Le mois de Ramadan est à son début. 30 jours de vie au ralenti pour une Tunisie qui n’a toujours pas trouvé son rythme de croisière.
Côté administrations, c’est un laisser-aller aussi habituel que dangereux qui prime.
Fonctionnaires absents ou en retard, service mou et rendement frôlant le zéro pour cent. Kamel Ayadi n’y pourra rien. La paresse en pareille saison est régulière et la conscience citoyenne, notion à l’intensité occasionnelle.
Les paroles du ministre de la Fonction publique, de la gouvernance et de la lutte contre la corruption ne seront qu’un tour de communication verbale plus ou moins bien assuré, les mauvaises habitudes ont l’ancrage bien profond.
Du côté des banques, c’est vers 12H45 que le travail s’arrête. Le labeur de nos banquiers se résume à une moyenne de 5 heures par jour au maximum. Après cela le service s’arrête. Soit près de 5 heures avant la rupture du Jeûne; n’est-ce pas abusé? Le temps de faire un tour au marché, une sieste, une pause télé plus longue, elle, que la journée de travail.
Tunis en mode Ramadan, c’est des routes vides le matin et désertiques l’après-midi. Drôle de parenthèse hors du temps pour un pays qui tente de se relever dans la douleur. Le dinar est à son taux le plus bas. Les signaux économiques sont au rouge. La relance est pénible. Le tunnel est long et le bout invisible encore. Et pourtant la Tunisie s’offre des vacances « pieuses ».
C’est vrai qu’il nous faut prier pour nous en sortir!
Même en politique, le flou est dramatique. Un appel à un gouvernement d’union nationale lancé par le président de la République et un brouhaha en écho. Entre ceux qui se voient déjà à la tête de ce gouvernement, ceux qui veulent parasiter le message, ceux qui ne l’ont pas compris et ceux qui l’applaudissent, le Tunisien est on ne peut plus blasé. Au diable, les politiciens et vive la télé!

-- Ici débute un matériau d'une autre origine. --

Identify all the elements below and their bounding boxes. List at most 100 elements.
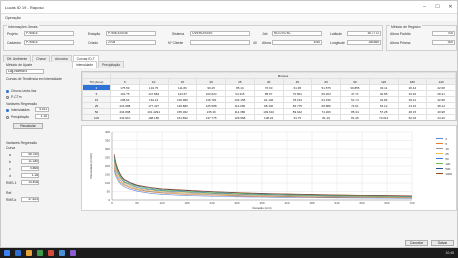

Tel est le slogan de la conjoncture! A vos écrans, vite partez! C’est la course à qui regardera le plus de feuilletons télévisés. C’est haletant, dégoûté, dépité qu’on le retrouve le soir, ce Tunisien-téléspectateur-internaute, accessoirement citoyen.

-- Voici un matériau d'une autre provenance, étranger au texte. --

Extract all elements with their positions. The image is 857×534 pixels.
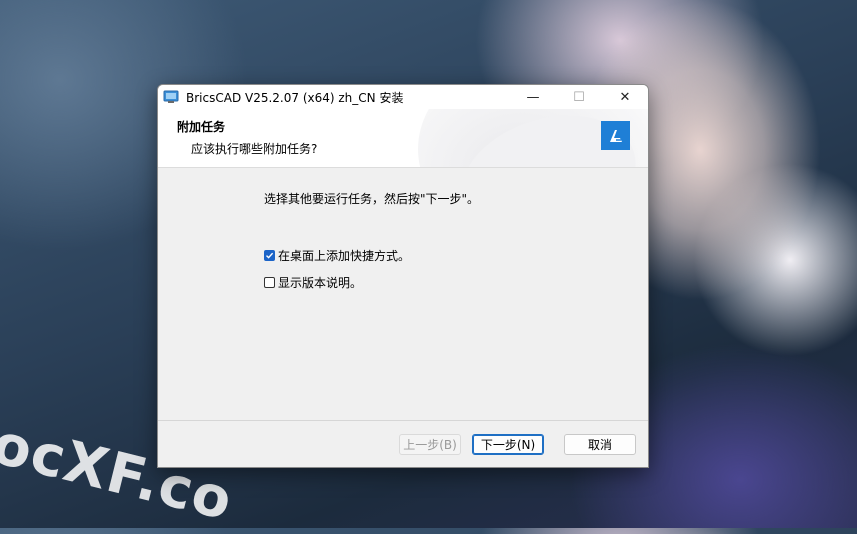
bricscad-logo-icon [601,121,630,150]
release-notes-label[interactable]: 显示版本说明。 [278,274,362,291]
page-title: 附加任务 [177,120,226,134]
release-notes-checkbox[interactable] [264,277,275,288]
checkmark-icon [266,252,274,259]
maximize-button[interactable]: ☐ [556,85,602,109]
task-desktop-shortcut[interactable]: 在桌面上添加快捷方式。 [264,247,410,264]
installer-window: BricsCAD V25.2.07 (x64) zh_CN 安装 — ☐ ✕ 附… [157,84,649,468]
wizard-content: 选择其他要运行任务，然后按"下一步"。 在桌面上添加快捷方式。 显示版本说明。 [158,168,648,420]
instruction-text: 选择其他要运行任务，然后按"下一步"。 [264,192,480,206]
minimize-button[interactable]: — [510,85,556,109]
title-bar[interactable]: BricsCAD V25.2.07 (x64) zh_CN 安装 — ☐ ✕ [158,85,648,109]
next-button[interactable]: 下一步(N) [472,434,544,455]
close-button[interactable]: ✕ [602,85,648,109]
installer-app-icon [163,90,179,104]
cancel-button[interactable]: 取消 [564,434,636,455]
window-title: BricsCAD V25.2.07 (x64) zh_CN 安装 [186,90,404,105]
footer-divider [158,420,648,421]
desktop-shortcut-label[interactable]: 在桌面上添加快捷方式。 [278,247,410,264]
desktop-shortcut-checkbox[interactable] [264,250,275,261]
back-button[interactable]: 上一步(B) [399,434,461,455]
wizard-header: 附加任务 应该执行哪些附加任务? [158,109,648,168]
task-show-release-notes[interactable]: 显示版本说明。 [264,274,362,291]
page-subtitle: 应该执行哪些附加任务? [191,142,318,156]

Il crie sa rage sur les réseaux sociaux contre des émissions qu’il regardera, religieusement, trente jours durant. Il pleure les millions de dinars déboursés pour une production télévisée très en-deça des standards minimaux. Il râle, il insulte, il jure ses grands dieux qu’il ne se laissera plus piéger et il reviendra à sa télécommande, entre deux posts Facebook, regarder la médiocrité… pour la dénoncer ensuite.
Médiocrité quand tu nous tiens! Et elle nous tient! Elle s’accroche à nous comme à elle nous nous accrochons. Nous en sommes gavés régulièrement, persuadés pourtant que nous méritons mieux.
Mais dans la logique des choses faisant qu’en l’absence de créativité, le prosaïque devienne la norme, nos écrans ne font que nous renvoyer notre propre image. La violence verbale, la goujaterie, l’incivisme et toutes les autres tares sociales, c’est un diagnostic triste mais bien à nous.
Notre situation économique alarmante, elle est à l’image de notre paresse collective, de notre conscience endormie, de notre zèle dans l’absence de zèle. Notre politique chancelante, elle est à l’image de nos choix.
Qu’avons-nous d’autre à faire à part prier que cela s’arrête, et nous dire que nous sommes en 1437 (année de l’hégire). Nous aurons l’impression d’être plus dans l’ère du temps, un certain temps…pas celui de l’avenir, indubitablement.